I wanted to build my own vision model for a few reasons:
- I wanted to learn how
- In my limited experience with OpenALPR, it looked like it was missing some license plates that seemed fairly readable to my eyes - could I possibly do better training my own model?
- Just the way it is built, I know I wouldn’t be able to get OpenALPR to run faster on my Pi - I wouldn’t be able to get it to run faster by off loading image processing to a VPU like the Myriad X in my Oak D camera.

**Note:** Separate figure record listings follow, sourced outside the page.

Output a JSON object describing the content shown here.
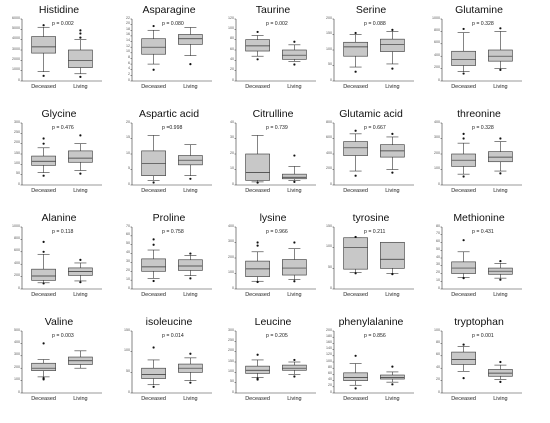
{
  "chart_data": [
    {
      "type": "box",
      "title": "Histidine",
      "categories": [
        "Deceased",
        "Living"
      ],
      "p_label": "p = 0.002",
      "ylim": [
        0,
        6000
      ],
      "yticks": [
        "0",
        "1000",
        "2000",
        "3000",
        "4000",
        "5000",
        "6000"
      ],
      "boxes": [
        {
          "whislo": 900,
          "q1": 2700,
          "med": 3300,
          "q3": 4300,
          "whishi": 5200,
          "outliers": [
            500,
            5400
          ]
        },
        {
          "whislo": 700,
          "q1": 1300,
          "med": 2000,
          "q3": 3000,
          "whishi": 4000,
          "outliers": [
            400,
            4200,
            4600,
            4900
          ]
        }
      ]
    },
    {
      "type": "box",
      "title": "Asparagine",
      "categories": [
        "Deceased",
        "Living"
      ],
      "p_label": "p = 0.080",
      "ylim": [
        0,
        22
      ],
      "yticks": [
        "0",
        "2",
        "4",
        "6",
        "8",
        "10",
        "12",
        "14",
        "16",
        "18",
        "20",
        "22"
      ],
      "boxes": [
        {
          "whislo": 6,
          "q1": 9.5,
          "med": 12,
          "q3": 15,
          "whishi": 18,
          "outliers": [
            4,
            19.5
          ]
        },
        {
          "whislo": 9,
          "q1": 13,
          "med": 15,
          "q3": 16.5,
          "whishi": 19,
          "outliers": [
            6
          ]
        }
      ]
    },
    {
      "type": "box",
      "title": "Taurine",
      "categories": [
        "Deceased",
        "Living"
      ],
      "p_label": "p = 0.002",
      "ylim": [
        0,
        120
      ],
      "yticks": [
        "0",
        "20",
        "40",
        "60",
        "80",
        "100",
        "120"
      ],
      "boxes": [
        {
          "whislo": 48,
          "q1": 58,
          "med": 68,
          "q3": 80,
          "whishi": 88,
          "outliers": [
            42,
            95
          ]
        },
        {
          "whislo": 38,
          "q1": 42,
          "med": 50,
          "q3": 60,
          "whishi": 70,
          "outliers": [
            32,
            76
          ]
        }
      ]
    },
    {
      "type": "box",
      "title": "Serine",
      "categories": [
        "Deceased",
        "Living"
      ],
      "p_label": "p = 0.088",
      "ylim": [
        0,
        200
      ],
      "yticks": [
        "0",
        "50",
        "100",
        "150",
        "200"
      ],
      "boxes": [
        {
          "whislo": 45,
          "q1": 80,
          "med": 110,
          "q3": 125,
          "whishi": 150,
          "outliers": [
            30,
            155
          ]
        },
        {
          "whislo": 55,
          "q1": 95,
          "med": 118,
          "q3": 135,
          "whishi": 160,
          "outliers": [
            40,
            165
          ]
        }
      ]
    },
    {
      "type": "box",
      "title": "Glutamine",
      "categories": [
        "Deceased",
        "Living"
      ],
      "p_label": "p = 0.328",
      "ylim": [
        0,
        1000
      ],
      "yticks": [
        "0",
        "200",
        "400",
        "600",
        "800",
        "1000"
      ],
      "boxes": [
        {
          "whislo": 150,
          "q1": 250,
          "med": 350,
          "q3": 480,
          "whishi": 780,
          "outliers": [
            120,
            840
          ]
        },
        {
          "whislo": 200,
          "q1": 320,
          "med": 400,
          "q3": 500,
          "whishi": 800,
          "outliers": [
            180,
            850
          ]
        }
      ]
    },
    {
      "type": "box",
      "title": "Glycine",
      "categories": [
        "Deceased",
        "Living"
      ],
      "p_label": "p = 0.476",
      "ylim": [
        0,
        300
      ],
      "yticks": [
        "0",
        "50",
        "100",
        "150",
        "200",
        "250",
        "300"
      ],
      "boxes": [
        {
          "whislo": 60,
          "q1": 95,
          "med": 115,
          "q3": 140,
          "whishi": 180,
          "outliers": [
            45,
            200,
            225
          ]
        },
        {
          "whislo": 70,
          "q1": 110,
          "med": 130,
          "q3": 165,
          "whishi": 200,
          "outliers": [
            55,
            240
          ]
        }
      ]
    },
    {
      "type": "box",
      "title": "Aspartic acid",
      "categories": [
        "Deceased",
        "Living"
      ],
      "p_label": "p =0.998",
      "ylim": [
        0,
        20
      ],
      "yticks": [
        "0",
        "5",
        "10",
        "15",
        "20"
      ],
      "boxes": [
        {
          "whislo": 1.5,
          "q1": 3,
          "med": 7,
          "q3": 11,
          "whishi": 16,
          "outliers": [
            0.8
          ]
        },
        {
          "whislo": 3,
          "q1": 6.5,
          "med": 8,
          "q3": 9.5,
          "whishi": 13,
          "outliers": [
            2
          ]
        }
      ]
    },
    {
      "type": "box",
      "title": "Citrulline",
      "categories": [
        "Deceased",
        "Living"
      ],
      "p_label": "p = 0.739",
      "ylim": [
        0,
        40
      ],
      "yticks": [
        "0",
        "10",
        "20",
        "30",
        "40"
      ],
      "boxes": [
        {
          "whislo": 2,
          "q1": 3,
          "med": 8,
          "q3": 20,
          "whishi": 32,
          "outliers": [
            1.5
          ]
        },
        {
          "whislo": 3,
          "q1": 4,
          "med": 5,
          "q3": 7,
          "whishi": 12,
          "outliers": [
            2,
            19
          ]
        }
      ]
    },
    {
      "type": "box",
      "title": "Glutamic acid",
      "categories": [
        "Deceased",
        "Living"
      ],
      "p_label": "p = 0.667",
      "ylim": [
        0,
        800
      ],
      "yticks": [
        "0",
        "200",
        "400",
        "600",
        "800"
      ],
      "boxes": [
        {
          "whislo": 180,
          "q1": 380,
          "med": 480,
          "q3": 560,
          "whishi": 660,
          "outliers": [
            120,
            700
          ]
        },
        {
          "whislo": 200,
          "q1": 360,
          "med": 440,
          "q3": 520,
          "whishi": 620,
          "outliers": [
            160,
            660
          ]
        }
      ]
    },
    {
      "type": "box",
      "title": "threonine",
      "categories": [
        "Deceased",
        "Living"
      ],
      "p_label": "p = 0.328",
      "ylim": [
        0,
        400
      ],
      "yticks": [
        "0",
        "100",
        "200",
        "300",
        "400"
      ],
      "boxes": [
        {
          "whislo": 70,
          "q1": 120,
          "med": 160,
          "q3": 200,
          "whishi": 270,
          "outliers": [
            55,
            300,
            330
          ]
        },
        {
          "whislo": 90,
          "q1": 150,
          "med": 180,
          "q3": 215,
          "whishi": 280,
          "outliers": [
            75,
            300
          ]
        }
      ]
    },
    {
      "type": "box",
      "title": "Alanine",
      "categories": [
        "Deceased",
        "Living"
      ],
      "p_label": "p = 0.118",
      "ylim": [
        0,
        1000
      ],
      "yticks": [
        "0",
        "200",
        "400",
        "600",
        "800",
        "1000"
      ],
      "boxes": [
        {
          "whislo": 100,
          "q1": 140,
          "med": 210,
          "q3": 320,
          "whishi": 560,
          "outliers": [
            90,
            600,
            760
          ]
        },
        {
          "whislo": 130,
          "q1": 220,
          "med": 280,
          "q3": 340,
          "whishi": 420,
          "outliers": [
            110,
            470
          ]
        }
      ]
    },
    {
      "type": "box",
      "title": "Proline",
      "categories": [
        "Deceased",
        "Living"
      ],
      "p_label": "p = 0.758",
      "ylim": [
        0,
        70
      ],
      "yticks": [
        "0",
        "10",
        "20",
        "30",
        "40",
        "50",
        "60",
        "70"
      ],
      "boxes": [
        {
          "whislo": 12,
          "q1": 20,
          "med": 25,
          "q3": 34,
          "whishi": 44,
          "outliers": [
            9,
            50,
            56
          ]
        },
        {
          "whislo": 15,
          "q1": 21,
          "med": 26,
          "q3": 33,
          "whishi": 38,
          "outliers": [
            12,
            40
          ]
        }
      ]
    },
    {
      "type": "box",
      "title": "lysine",
      "categories": [
        "Deceased",
        "Living"
      ],
      "p_label": "p = 0.966",
      "ylim": [
        0,
        400
      ],
      "yticks": [
        "0",
        "100",
        "200",
        "300",
        "400"
      ],
      "boxes": [
        {
          "whislo": 50,
          "q1": 80,
          "med": 130,
          "q3": 180,
          "whishi": 240,
          "outliers": [
            45,
            280,
            300
          ]
        },
        {
          "whislo": 60,
          "q1": 90,
          "med": 135,
          "q3": 190,
          "whishi": 260,
          "outliers": [
            50,
            300
          ]
        }
      ]
    },
    {
      "type": "box",
      "title": "tyrosine",
      "categories": [
        "Deceased",
        "Living"
      ],
      "p_label": "p = 0.211",
      "ylim": [
        0,
        150
      ],
      "yticks": [
        "0",
        "50",
        "100",
        "150"
      ],
      "boxes": [
        {
          "whislo": 40,
          "q1": 48,
          "med": 100,
          "q3": 124,
          "whishi": 124,
          "outliers": [
            38,
            126
          ]
        },
        {
          "whislo": 38,
          "q1": 50,
          "med": 72,
          "q3": 113,
          "whishi": 113,
          "outliers": [
            36
          ]
        }
      ]
    },
    {
      "type": "box",
      "title": "Methionine",
      "categories": [
        "Deceased",
        "Living"
      ],
      "p_label": "p = 0.431",
      "ylim": [
        0,
        80
      ],
      "yticks": [
        "0",
        "10",
        "20",
        "30",
        "40",
        "50",
        "60",
        "70",
        "80"
      ],
      "boxes": [
        {
          "whislo": 15,
          "q1": 20,
          "med": 27,
          "q3": 35,
          "whishi": 48,
          "outliers": [
            14,
            63
          ]
        },
        {
          "whislo": 14,
          "q1": 19,
          "med": 23,
          "q3": 27,
          "whishi": 33,
          "outliers": [
            12,
            36
          ]
        }
      ]
    },
    {
      "type": "box",
      "title": "Valine",
      "categories": [
        "Deceased",
        "Living"
      ],
      "p_label": "p = 0.003",
      "ylim": [
        0,
        500
      ],
      "yticks": [
        "0",
        "100",
        "200",
        "300",
        "400",
        "500"
      ],
      "boxes": [
        {
          "whislo": 130,
          "q1": 180,
          "med": 200,
          "q3": 240,
          "whishi": 270,
          "outliers": [
            110,
            120,
            400
          ]
        },
        {
          "whislo": 200,
          "q1": 230,
          "med": 260,
          "q3": 290,
          "whishi": 340,
          "outliers": []
        }
      ]
    },
    {
      "type": "box",
      "title": "isoleucine",
      "categories": [
        "Deceased",
        "Living"
      ],
      "p_label": "p = 0.014",
      "ylim": [
        0,
        150
      ],
      "yticks": [
        "0",
        "50",
        "100",
        "150"
      ],
      "boxes": [
        {
          "whislo": 20,
          "q1": 35,
          "med": 45,
          "q3": 60,
          "whishi": 80,
          "outliers": [
            15,
            110
          ]
        },
        {
          "whislo": 30,
          "q1": 50,
          "med": 60,
          "q3": 70,
          "whishi": 85,
          "outliers": [
            25,
            95
          ]
        }
      ]
    },
    {
      "type": "box",
      "title": "Leucine",
      "categories": [
        "Deceased",
        "Living"
      ],
      "p_label": "p = 0.205",
      "ylim": [
        0,
        300
      ],
      "yticks": [
        "0",
        "50",
        "100",
        "150",
        "200",
        "250",
        "300"
      ],
      "boxes": [
        {
          "whislo": 75,
          "q1": 95,
          "med": 110,
          "q3": 130,
          "whishi": 160,
          "outliers": [
            65,
            70,
            185
          ]
        },
        {
          "whislo": 90,
          "q1": 110,
          "med": 120,
          "q3": 135,
          "whishi": 150,
          "outliers": [
            80,
            160
          ]
        }
      ]
    },
    {
      "type": "box",
      "title": "phenylalanine",
      "categories": [
        "Deceased",
        "Living"
      ],
      "p_label": "p = 0.856",
      "ylim": [
        0,
        200
      ],
      "yticks": [
        "0",
        "20",
        "40",
        "60",
        "80",
        "100",
        "120",
        "140",
        "160",
        "180",
        "200"
      ],
      "boxes": [
        {
          "whislo": 25,
          "q1": 40,
          "med": 50,
          "q3": 65,
          "whishi": 95,
          "outliers": [
            15,
            120
          ]
        },
        {
          "whislo": 35,
          "q1": 45,
          "med": 50,
          "q3": 58,
          "whishi": 68,
          "outliers": [
            28,
            85
          ]
        }
      ]
    },
    {
      "type": "box",
      "title": "tryptophan",
      "categories": [
        "Deceased",
        "Living"
      ],
      "p_label": "p = 0.001",
      "ylim": [
        0,
        100
      ],
      "yticks": [
        "0",
        "20",
        "40",
        "60",
        "80",
        "100"
      ],
      "boxes": [
        {
          "whislo": 35,
          "q1": 46,
          "med": 54,
          "q3": 66,
          "whishi": 75,
          "outliers": [
            24,
            78
          ]
        },
        {
          "whislo": 22,
          "q1": 27,
          "med": 32,
          "q3": 38,
          "whishi": 45,
          "outliers": [
            18,
            50
          ]
        }
      ]
    }
  ],
  "style": {
    "box_fill": "#c8c8c8",
    "stroke": "#333333",
    "marker_color": "#111111"
  }
}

- The gen2-license-plate-recognition example provided by Luxonis, built from Intel’s Model Zoo, does not work well with Ontario license plates
The first step was building a library of images to train a model with. I sorted through hundreds of images I’d taken on rides in September, and selected 65 where the photos were clear, and there were license plates in the frame. As this was my first attempt, I wasn’t going to worry about sub-optimal situations (out of focus, low light, over exposed, etc…). I then had to annotate the images - draw boxes around the license plates in the photos, and “tag” them as plates. I looked at a couple tools - I started with Microsoft’s VoTT, but ended up using labelimg. Labelimg was efficient, with great keyboard shortcuts, and used the mouse scroll wheel to control zoom, which was great for labeling small details in larger photos.